While the research won’t stop, the existential danger posed by AI is of such a clear and present nature that it should convince leaders of the U.S. and China to work together to restrict its use in some manner, he said.
“It’s like nuclear weapons,” Hinton continued. “If there’s a nuclear war, we all lose. And it’s the same with these things taking over. So since we’re all in the same boat, we should be able to get agreement between China and the U.S. on things like that.”
Interestingly, the nuclear weapons comparison was also brought up in Stanford’s Artificial Intelligence Index Report 2023, which was released last month. Among the encyclopedic 386 pages of charts and graphs was one about the risks posed by artificial general intelligence (AGI). Apparently, 36% of NLP researchers polled by Stanford think that AGI “could cause nuclear-level catastrophe.”
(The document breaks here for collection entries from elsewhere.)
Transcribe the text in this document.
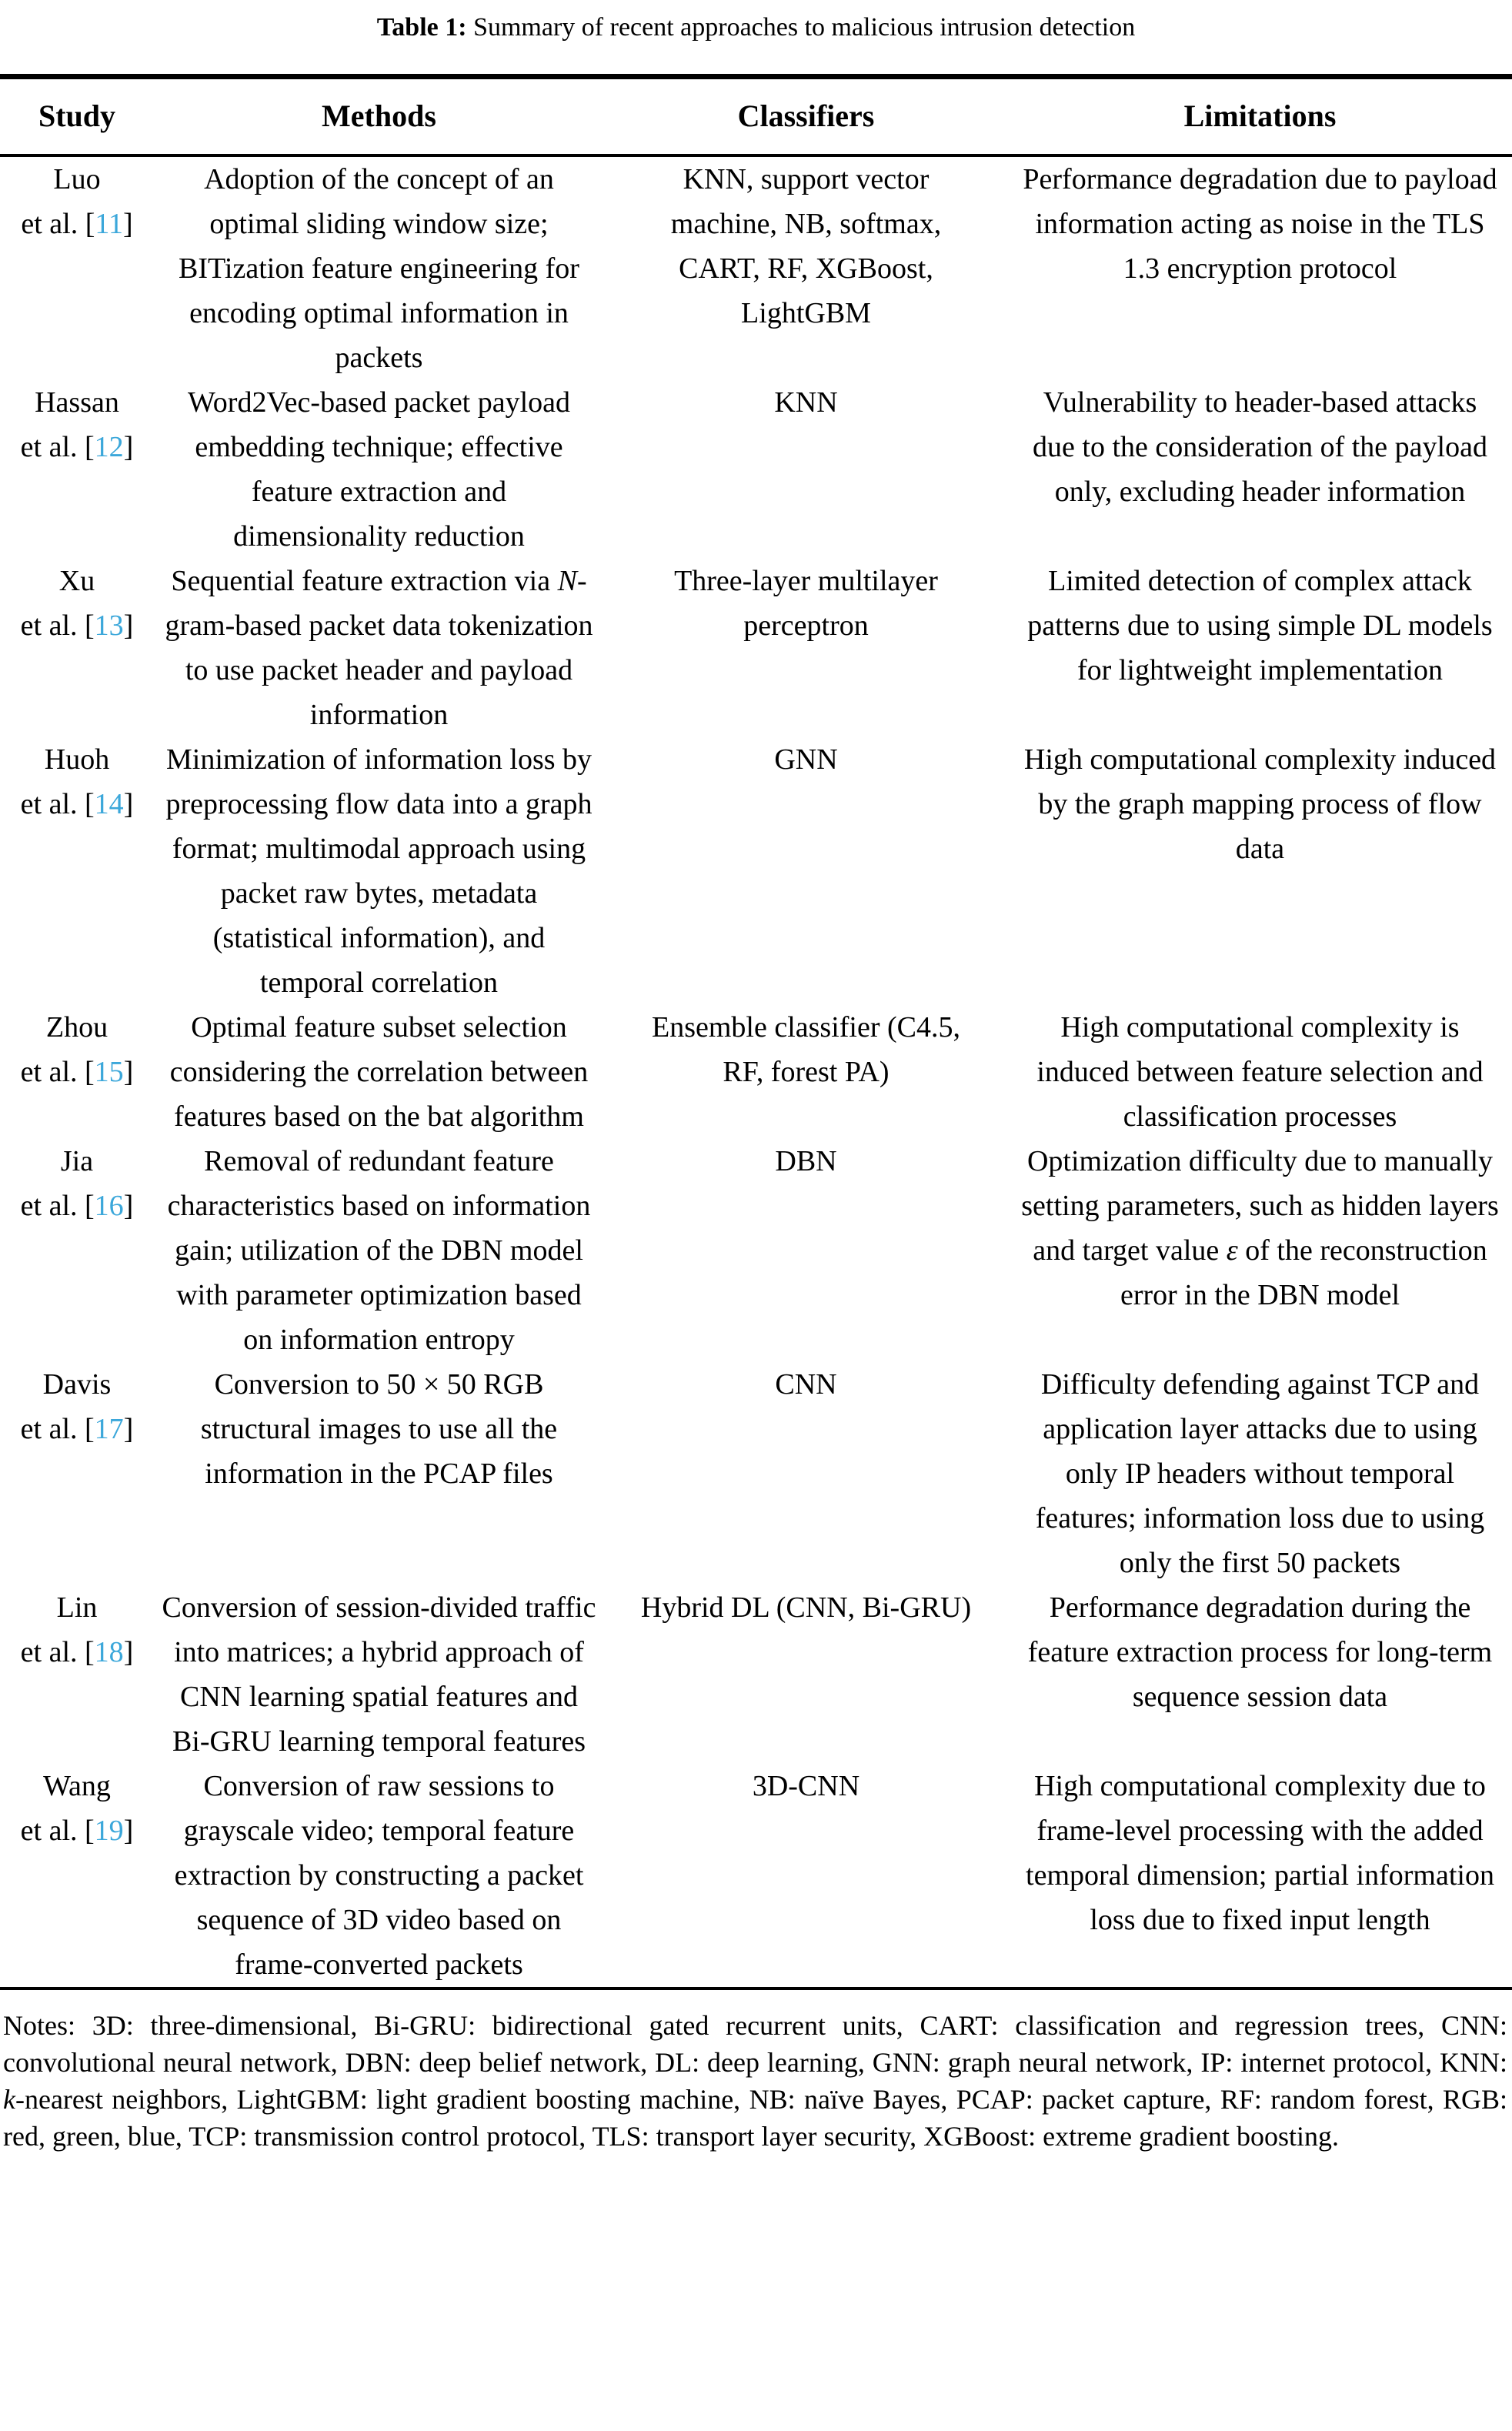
Table 1: Summary of recent approaches to malicious intrusion detection
Study	Methods	Classifiers	Limitations

Luo
et al. [11]	Adoption of the concept of an optimal sliding window size; BITization feature engineering for encoding optimal information in packets	KNN, support vector machine, NB, softmax, CART, RF, XGBoost, LightGBM	Performance degradation due to payload information acting as noise in the TLS 1.3 encryption protocol

Hassan
et al. [12]	Word2Vec-based packet payload embedding technique; effective feature extraction and dimensionality reduction	KNN	Vulnerability to header-based attacks due to the consideration of the payload only, excluding header information

Xu
et al. [13]	Sequential feature extraction via N-gram-based packet data tokenization to use packet header and payload information	Three-layer multilayer perceptron	Limited detection of complex attack patterns due to using simple DL models for lightweight implementation

Huoh
et al. [14]	Minimization of information loss by preprocessing flow data into a graph format; multimodal approach using packet raw bytes, metadata (statistical information), and temporal correlation	GNN	High computational complexity induced by the graph mapping process of flow data

Zhou
et al. [15]	Optimal feature subset selection considering the correlation between features based on the bat algorithm	Ensemble classifier (C4.5, RF, forest PA)	High computational complexity is induced between feature selection and classification processes

Jia
et al. [16]	Removal of redundant feature characteristics based on information gain; utilization of the DBN model with parameter optimization based on information entropy	DBN	Optimization difficulty due to manually setting parameters, such as hidden layers and target value ε of the reconstruction error in the DBN model

Davis
et al. [17]	Conversion to 50 × 50 RGB structural images to use all the information in the PCAP files	CNN	Difficulty defending against TCP and application layer attacks due to using only IP headers without temporal features; information loss due to using only the first 50 packets

Lin
et al. [18]	Conversion of session-divided traffic into matrices; a hybrid approach of CNN learning spatial features and Bi-GRU learning temporal features	Hybrid DL (CNN, Bi-GRU)	Performance degradation during the feature extraction process for long-term sequence session data

Wang
et al. [19]	Conversion of raw sessions to grayscale video; temporal feature extraction by constructing a packet sequence of 3D video based on frame-converted packets	3D-CNN	High computational complexity due to frame-level processing with the added temporal dimension; partial information loss due to fixed input length
Notes: 3D: three-dimensional, Bi-GRU: bidirectional gated recurrent units, CART: classification and regression trees, CNN: convolutional neural network, DBN: deep belief network, DL: deep learning, GNN: graph neural network, IP: internet protocol, KNN: k-nearest neighbors, LightGBM: light gradient boosting machine, NB: naïve Bayes, PCAP: packet capture, RF: random forest, RGB: red, green, blue, TCP: transmission control protocol, TLS: transport layer security, XGBoost: extreme gradient boosting.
Hinton made similar comments in an interview with the New York Times published May 1. In the past, when asked why he chose to work on something that could be used to hurt people, Hinton would paraphrase physicist Robert Oppenheimer, who led the American effort to build the world’s first nuclear bombs during World War II.
“When you see something that is technically sweet, you go ahead and do it,” Oppenheimer would say, Hinton told the Times reporter. And just as Oppenheimer later regretted his work on the Manhattan Project and spent the rest of his career trying to stop the spread of nuclear weapons, Hinton now regrets his work in developing modern AI and is actively working to reverse the progress he and others so famously made.